Join the geekzone chat (link up the top of the page, or if you know how to use IRC connect to irc.synirc.net channel #geekzone) and have a chat to me there. Easier than back and forth here.

millst

26 posts

Geek

#846375 27-Jun-2013 19:45

Dinuir: Hi there,

If you want four websites available at the same time from the Internet, you must assign separate ports externally for each website (as it shares the same public ip). You should map each website with a separate Nat statement also.

If you use the same external port (I.e. port 80) for different internal websites, it will hit the first rule that matches on port 80 and never "hit" the second rule.

Please PM me if you need any more information.

Hi thanks, yes, I am aware that this will not allow both to work at the same time yet.

I'm not up to that point yet, I just want to get each one working individually on the same port before putting each one on a different port.
The problem is that only two internal addresses work when I swap where the NAT rule points and three do not.

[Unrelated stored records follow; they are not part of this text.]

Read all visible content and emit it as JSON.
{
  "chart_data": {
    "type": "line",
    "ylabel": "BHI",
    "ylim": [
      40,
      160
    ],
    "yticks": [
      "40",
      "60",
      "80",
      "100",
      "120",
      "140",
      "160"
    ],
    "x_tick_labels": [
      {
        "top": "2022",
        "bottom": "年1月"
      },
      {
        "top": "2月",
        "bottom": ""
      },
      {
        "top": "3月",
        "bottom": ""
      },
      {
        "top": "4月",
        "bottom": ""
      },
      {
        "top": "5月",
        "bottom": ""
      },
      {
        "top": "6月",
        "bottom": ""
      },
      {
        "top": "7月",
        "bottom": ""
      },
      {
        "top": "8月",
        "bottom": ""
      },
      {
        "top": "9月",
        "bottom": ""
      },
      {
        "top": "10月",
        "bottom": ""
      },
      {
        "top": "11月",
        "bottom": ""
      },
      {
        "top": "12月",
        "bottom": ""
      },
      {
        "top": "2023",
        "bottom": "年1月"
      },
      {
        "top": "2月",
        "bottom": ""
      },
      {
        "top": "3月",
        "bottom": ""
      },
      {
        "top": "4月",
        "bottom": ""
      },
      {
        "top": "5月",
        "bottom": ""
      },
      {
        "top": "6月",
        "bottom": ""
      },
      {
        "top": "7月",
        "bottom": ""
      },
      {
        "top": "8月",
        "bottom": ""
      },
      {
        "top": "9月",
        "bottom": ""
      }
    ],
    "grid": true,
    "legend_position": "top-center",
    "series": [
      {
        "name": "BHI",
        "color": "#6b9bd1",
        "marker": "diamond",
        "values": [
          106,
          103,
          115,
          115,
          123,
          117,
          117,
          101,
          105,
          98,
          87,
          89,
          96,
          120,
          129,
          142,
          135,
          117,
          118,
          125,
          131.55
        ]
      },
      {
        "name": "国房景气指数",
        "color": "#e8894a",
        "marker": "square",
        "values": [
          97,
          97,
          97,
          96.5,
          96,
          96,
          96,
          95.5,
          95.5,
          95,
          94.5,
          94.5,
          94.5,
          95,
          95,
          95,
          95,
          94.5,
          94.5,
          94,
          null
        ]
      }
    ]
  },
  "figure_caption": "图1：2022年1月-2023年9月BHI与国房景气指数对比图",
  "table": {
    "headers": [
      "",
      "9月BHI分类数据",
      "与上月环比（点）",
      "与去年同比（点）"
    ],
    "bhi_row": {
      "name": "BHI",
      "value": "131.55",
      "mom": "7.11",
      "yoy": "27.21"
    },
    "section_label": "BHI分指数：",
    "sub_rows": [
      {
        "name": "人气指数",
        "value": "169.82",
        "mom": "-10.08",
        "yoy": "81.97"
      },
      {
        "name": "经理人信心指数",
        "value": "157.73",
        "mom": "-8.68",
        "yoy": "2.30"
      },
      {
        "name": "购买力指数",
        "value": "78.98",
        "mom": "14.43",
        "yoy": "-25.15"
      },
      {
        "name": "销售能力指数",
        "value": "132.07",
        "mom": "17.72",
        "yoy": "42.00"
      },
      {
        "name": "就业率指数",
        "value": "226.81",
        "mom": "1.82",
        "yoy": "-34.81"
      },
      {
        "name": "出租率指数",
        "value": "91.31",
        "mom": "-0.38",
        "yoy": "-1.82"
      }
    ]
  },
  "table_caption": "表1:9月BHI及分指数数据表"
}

ie, when I point the rule to IP X it works, when I change that same rule to point to another routable address, it doesn't.

Quic Broadband

Move to New Zealand's best fibre broadband service (affiliate link). Free setup code: R587125ERQ6VE. Note that to use Quic Broadband you must be comfortable with configuring your own router.

millst

26 posts

Geek

#846426 27-Jun-2013 21:07

muppet: Join the geekzone chat (link up the top of the page, or if you know how to use IRC connect to irc.synirc.net channel #geekzone) and have a chat to me there. Easier than back and forth here.

Thanks for your help tonight guys, I've locked myself out of the router now trying to expose the management interface to the internet so I think thats me for the night. I'll reload it tomorrow and get back to this point again and read up on the links posted.

Dinuir, if you could track down that working config, that would be brilliant. I'm sure its something stupid and small and if I had a working config to compare to that might make it a bit easier.

Cheers Guys, greatly appreciate your expertise!!!

mmlakeman

106 posts

Master Geek

#846430 27-Jun-2013 21:12

Hi,

Can you telnet from the router to the webserver - eg. telnet 192.168.0.40 80

Also I always put a deny log at the end of any access lists so I can do a show log and see anything that is being blocked. eg. access-list 102 deny ip any any log

Also can you see the NAT translations when you do a
sh ip nat trans tcp

millst

26 posts

Geek

#846785 28-Jun-2013 15:27

Hi all,

just to report back, i have it going now.
It turned out to be a gateway issue on the destination servers, for some reason they were caching an old gateway entry. A reboot of the servers fixed it.

Many thanks for all your help with this. I'm going to try locking the config down now.

muppet

2570 posts

Uber Geek

Trusted

#846787 28-Jun-2013 15:29

Excellent, good to hear! Glad you got it sorted.